Top 10 Importance Issues

 

During the first year after move-in, which issues should you be tracking in order to maximize homeowner referrals? Here is the list of the “Top 10 Importance Issues”. Strong satisfaction scores on these issues are correlated with high ratings on the ‘willingness to recommend’ question; low satisfaction scores are correlated with low ‘willingness to recommend’.

 

Issue #10: Solid roof. Buyers are typically happy with their roof. Most of them never notice the roof unless their family room turns into an aquarium whenever it rains. So, although a solid roof rarely helps your satisfaction ratings, a leaky roof is a deal killer.

 

Issue #9: Windows are easy to clean. Recent buyers rate window trim and molding as most important, but after one year, the ‘ease of cleaning’ becomes a very important issue to future referrals.

 

Issue #8: Walk-thru items are corrected within promised time-frame. This is certainly a service issue, and it has to do with response time. In every region of the country, in every price band in the market, in every demographic segment, the builder’s speed of response to punch-list items and to warranty and repair requests is one of the key ‘Referral Drivers’.
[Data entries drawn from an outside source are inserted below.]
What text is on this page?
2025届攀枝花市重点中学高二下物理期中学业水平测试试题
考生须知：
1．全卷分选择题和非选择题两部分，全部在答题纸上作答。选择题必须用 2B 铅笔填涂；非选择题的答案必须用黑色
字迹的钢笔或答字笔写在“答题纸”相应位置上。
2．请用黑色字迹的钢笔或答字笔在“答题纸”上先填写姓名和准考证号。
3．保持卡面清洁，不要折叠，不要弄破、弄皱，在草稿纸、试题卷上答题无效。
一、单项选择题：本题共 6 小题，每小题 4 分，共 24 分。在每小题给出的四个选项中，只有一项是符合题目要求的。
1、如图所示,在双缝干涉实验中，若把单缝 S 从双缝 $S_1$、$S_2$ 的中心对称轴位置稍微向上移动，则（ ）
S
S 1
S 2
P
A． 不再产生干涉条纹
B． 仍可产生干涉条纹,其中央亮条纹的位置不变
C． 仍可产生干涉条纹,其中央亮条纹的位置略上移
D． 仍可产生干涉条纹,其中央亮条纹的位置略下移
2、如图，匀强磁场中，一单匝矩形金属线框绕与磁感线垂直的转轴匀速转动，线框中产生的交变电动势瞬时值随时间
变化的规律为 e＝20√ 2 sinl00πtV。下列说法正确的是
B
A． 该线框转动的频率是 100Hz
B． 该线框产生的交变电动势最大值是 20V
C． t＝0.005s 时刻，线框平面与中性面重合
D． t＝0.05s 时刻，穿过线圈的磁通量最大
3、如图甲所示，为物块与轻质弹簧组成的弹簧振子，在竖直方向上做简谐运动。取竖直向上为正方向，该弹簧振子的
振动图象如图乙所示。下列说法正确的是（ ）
Your consumers are constantly being spoiled by retailers and Internet sites which provide world-class service. Consequently, your buyers expect nothing less from you. Speed of response to service questions and requests is the fastest, most cost-effective way to win your buyers’ hearts…and referrals.

 

Issue #7: Service representatives are knowledgeable about the buyer’s home. Today’s buyers are looking to build a relationship with a builder they can trust. The first factor in determining trust is the credibility of the builder’s personnel, and the initial measure of this credibility is the product knowledge possessed by the builder’s personnel. Interestingly, in a study of recent homebuyers commissioned by BUILDER Magazine several years ago, we determined that the most important attribute of a sales person was also… product knowledge.

 

Issue #6: Builder supplied fencing. Once again, this is the kind of issue that buyers expect to be perfect, and you will not get credit for being perfect. But when that gate in the fence doesn’t close perfectly…

 

Issue #5: Driveways and walkways are without cracks and defects. Again, no extra credit for including a driveway without cracks. Just realize that when you do have a homeowner with problems here, your response-time will be the deciding factor between a disgruntled homeowner and a homeowner who becomes a willing, unpaid member of your sales team.

 

Issue #4: Service personnel are courteous and respectful. This should be a given. It is hard to understand how any builder can be happy with any score below 95% on this issue. Yet, many builders do receive scores that are considerably below the 90% level.

 

Issue #3: Drywall. Most buyers do not even notice the drywall unless it’s wavy or full of nail pops. They fully expect their walls to be straight and square, and will be upset if their home falls below these expectations.

 

Issue #2: Cabinet Material. For years, our surveys of home shoppers have shown that in model homes, shoppers look carefully at the cabinet material as a measure of the builder’s quality. Now it is also clear that homeowners’ willingness to refer their friends is strongly affected by the perceived quality of their cabinet material.

 

Issue #1: High quality of repairs/service. This is far and away the survey issue with the strongest impact on overall satisfaction and future referrals. For many years, I have been saying that the Customer Service department should be considered a profit center. Now it is perfectly clear that a well run service department not only saves money by reducing the cost of potential litigation, but it also helps generate referrals from homeowners who are ecstatic with the service experience.

 

While you should always try to improve all your systems, it makes sense to focus on those issues which return the biggest bang for the buck.